Baking lube is a quick method of releasing baked goods from pans. Unlike chemical aerosol sprays, this DIY baking lube is made with all natural ingredients.
Next to really great flours and other quality ingredients, not much is more important in a baker’s kitchen than an effective baking lube. Also known as cake release, pan release, baking spray, or Baker’s Joy, a good baking lube can make all the difference in turning out a gorgeous bundt cake versus having to make a cake pops because your cake fell apart when trying to remove it from the pan.
Commercial baking pan preparations, while effective, are laden with chemicals, propellants, a whole slew of artificial ingredients and, if you’re a rabid baker like me, can put a serious dent in the grocery budget.
Making baking lube at home is economical, nearly effortless, and in my opinion, much better than inadvertently eating a bunch of weird chemicals because the brownies needed a little lube in the pan prior to baking. My Do-it-Yourself Baking Lube can be used in place of any commercial product, for recipes that require the baking pans be sprayed, buttered, or greased and floured.
All that is required is five minutes, some shortening, all-purpose flour, and a little canola oil. I prefer to use a non-hydrogenated shortening, such as Spectrum brand, in order to avoid the trans fats found in hydrogenated oils. Spectrum shortening works like a dream in any baking application that requires shortening–and they didn’t pay me to say that–it’s just a great product.
Simply place the shortening and flour in the bowl of a stand mixer fitted with a paddle attachment. Mix the flour into the shortening on low speed until incorporated–about one minute. Slowly drizzle the canola oil into the bowl, whipping it for an additional minute to emulsify the oil and aerate the mixture.
The Baking Lube will be very fluffy–almost resembling a creamy whipped buttercream.

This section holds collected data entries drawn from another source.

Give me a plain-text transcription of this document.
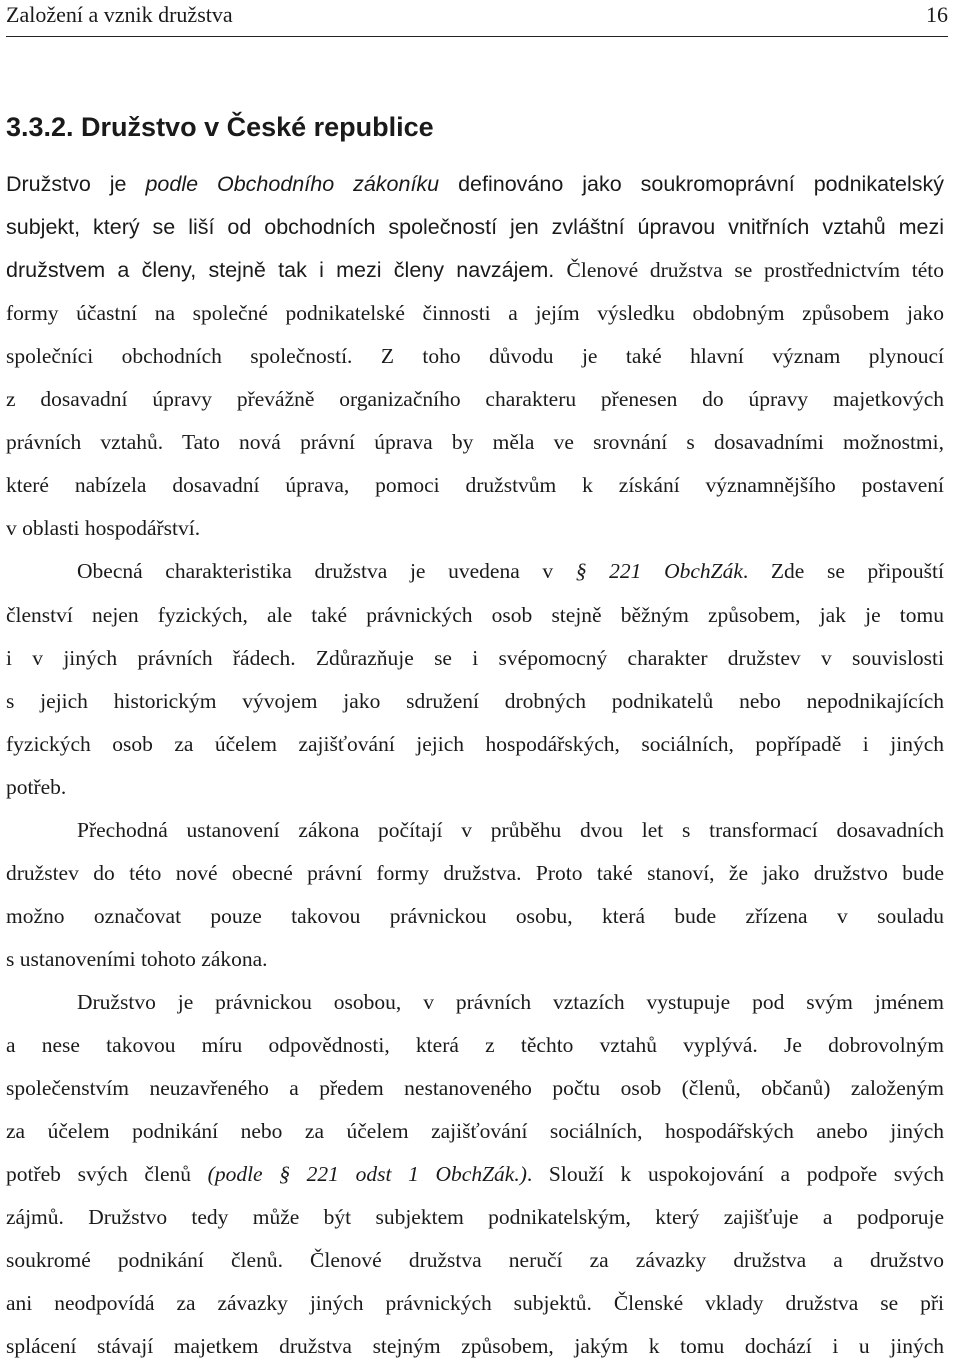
Založení a vznik družstva	16
3.3.2. Družstvo v České republice
Družstvo je podle Obchodního zákoníku definováno jako soukromoprávní podnikatelský
subjekt, který se liší od obchodních společností jen zvláštní úpravou vnitřních vztahů mezi
družstvem a členy, stejně tak i mezi členy navzájem. Členové družstva se prostřednictvím této
formy účastní na společné podnikatelské činnosti a jejím výsledku obdobným způsobem jako
společníci obchodních společností. Z toho důvodu je také hlavní význam plynoucí
z dosavadní úpravy převážně organizačního charakteru přenesen do úpravy majetkových
právních vztahů. Tato nová právní úprava by měla ve srovnání s dosavadními možnostmi,
které nabízela dosavadní úprava, pomoci družstvům k získání významnějšího postavení
v oblasti hospodářství.
Obecná charakteristika družstva je uvedena v § 221 ObchZák. Zde se připouští
členství nejen fyzických, ale také právnických osob stejně běžným způsobem, jak je tomu
i v jiných právních řádech. Zdůrazňuje se i svépomocný charakter družstev v souvislosti
s jejich historickým vývojem jako sdružení drobných podnikatelů nebo nepodnikajících
fyzických osob za účelem zajišťování jejich hospodářských, sociálních, popřípadě i jiných
potřeb.
Přechodná ustanovení zákona počítají v průběhu dvou let s transformací dosavadních
družstev do této nové obecné právní formy družstva. Proto také stanoví, že jako družstvo bude
možno označovat pouze takovou právnickou osobu, která bude zřízena v souladu
s ustanoveními tohoto zákona.
Družstvo je právnickou osobou, v právních vztazích vystupuje pod svým jménem
a nese takovou míru odpovědnosti, která z těchto vztahů vyplývá. Je dobrovolným
společenstvím neuzavřeného a předem nestanoveného počtu osob (členů, občanů) založeným
za účelem podnikání nebo za účelem zajišťování sociálních, hospodářských anebo jiných
potřeb svých členů (podle § 221 odst 1 ObchZák.). Slouží k uspokojování a podpoře svých
zájmů. Družstvo tedy může být subjektem podnikatelským, který zajišťuje a podporuje
soukromé podnikání členů. Členové družstva neručí za závazky družstva a družstvo
ani neodpovídá za závazky jiných právnických subjektů. Členské vklady družstva se při
splácení stávají majetkem družstva stejným způsobem, jakým k tomu dochází i u jiných
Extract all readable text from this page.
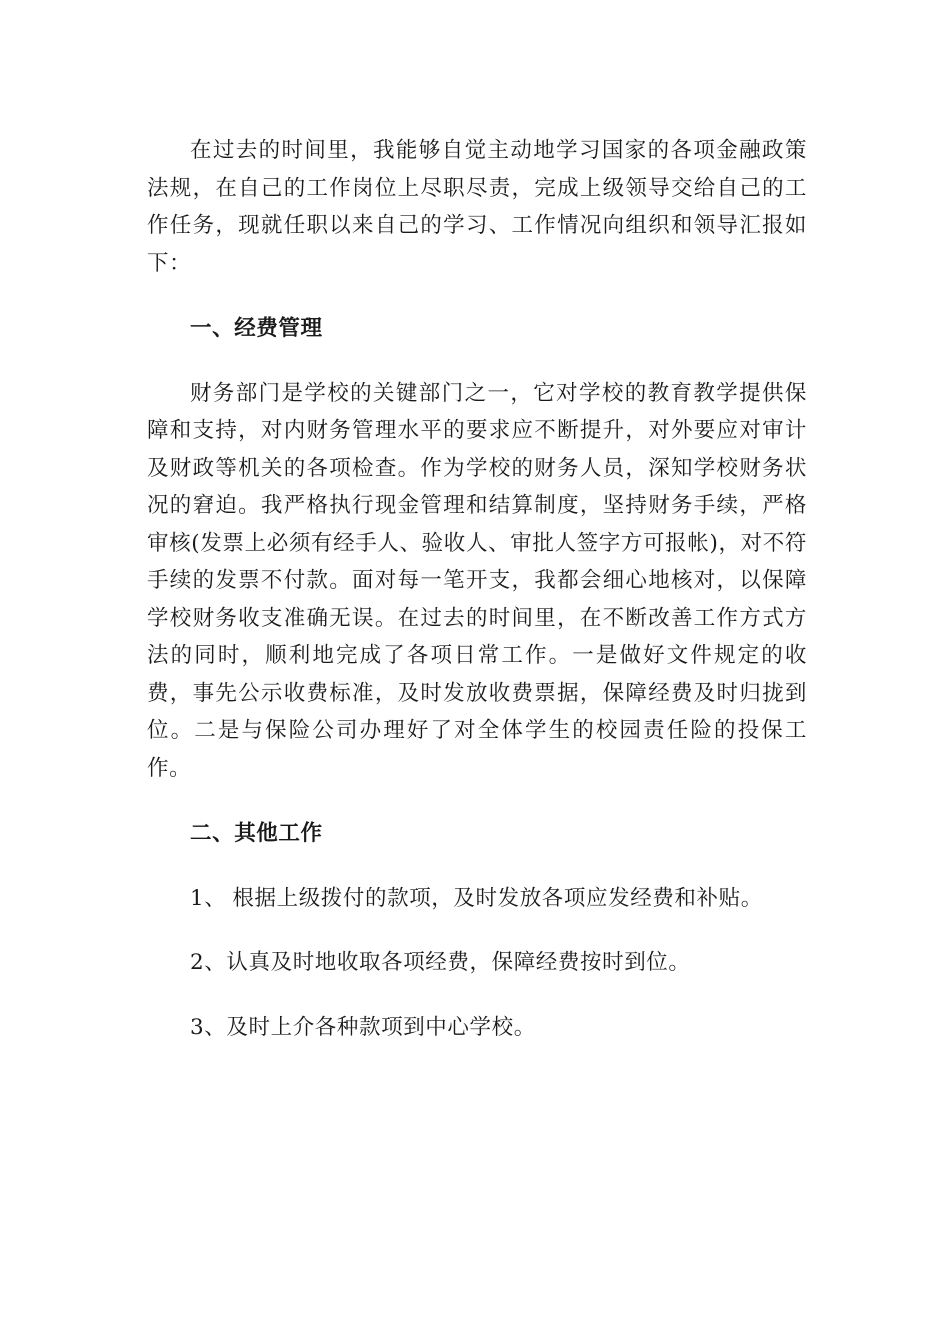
在过去的时间里，我能够自觉主动地学习国家的各项金融政策法规，在自己的工作岗位上尽职尽责，完成上级领导交给自己的工作任务，现就任职以来自己的学习、工作情况向组织和领导汇报如下：

一、经费管理

财务部门是学校的关键部门之一，它对学校的教育教学提供保障和支持，对内财务管理水平的要求应不断提升，对外要应对审计及财政等机关的各项检查。作为学校的财务人员，深知学校财务状况的窘迫。我严格执行现金管理和结算制度，坚持财务手续，严格审核(发票上必须有经手人、验收人、审批人签字方可报帐)，对不符手续的发票不付款。面对每一笔开支，我都会细心地核对，以保障学校财务收支准确无误。在过去的时间里，在不断改善工作方式方法的同时，顺利地完成了各项日常工作。一是做好文件规定的收费，事先公示收费标准，及时发放收费票据，保障经费及时归拢到位。二是与保险公司办理好了对全体学生的校园责任险的投保工作。

二、其他工作

1、 根据上级拨付的款项，及时发放各项应发经费和补贴。

2、认真及时地收取各项经费，保障经费按时到位。

3、及时上介各种款项到中心学校。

In fact, the lube looks so creamy and fluffy that on one occasion Son #1 spied a fresh batch of baking lube on the counter, and proceeded to scoop a giant finger-full directly into his mouth before I could warn him.
The look of utter betrayal on his face was absolutely priceless.
That’ll teach him to try to snitch a mouthful of buttercream!
To lubricate baking pans, use a brush or clean hands that have been dipped into the lube. Smear the bottoms and sides of the pans prior to filling with cake batter, brownie batter, and the like. Baking Lube works beautifully in a Bundt or other tube pans, for a perfect release every time. Of course if you’re making an Angel Food cake, would it then be called Tube Lube?**
**Nod to NanaBread for the naming convention.
A fresh batch of Baking Lube can be stored in an airtight container in the pantry for a month or two.
If it happens to be hot and humid in your area, then I might be inclined to pop the container into the refrigerator to keep it from becoming rancid.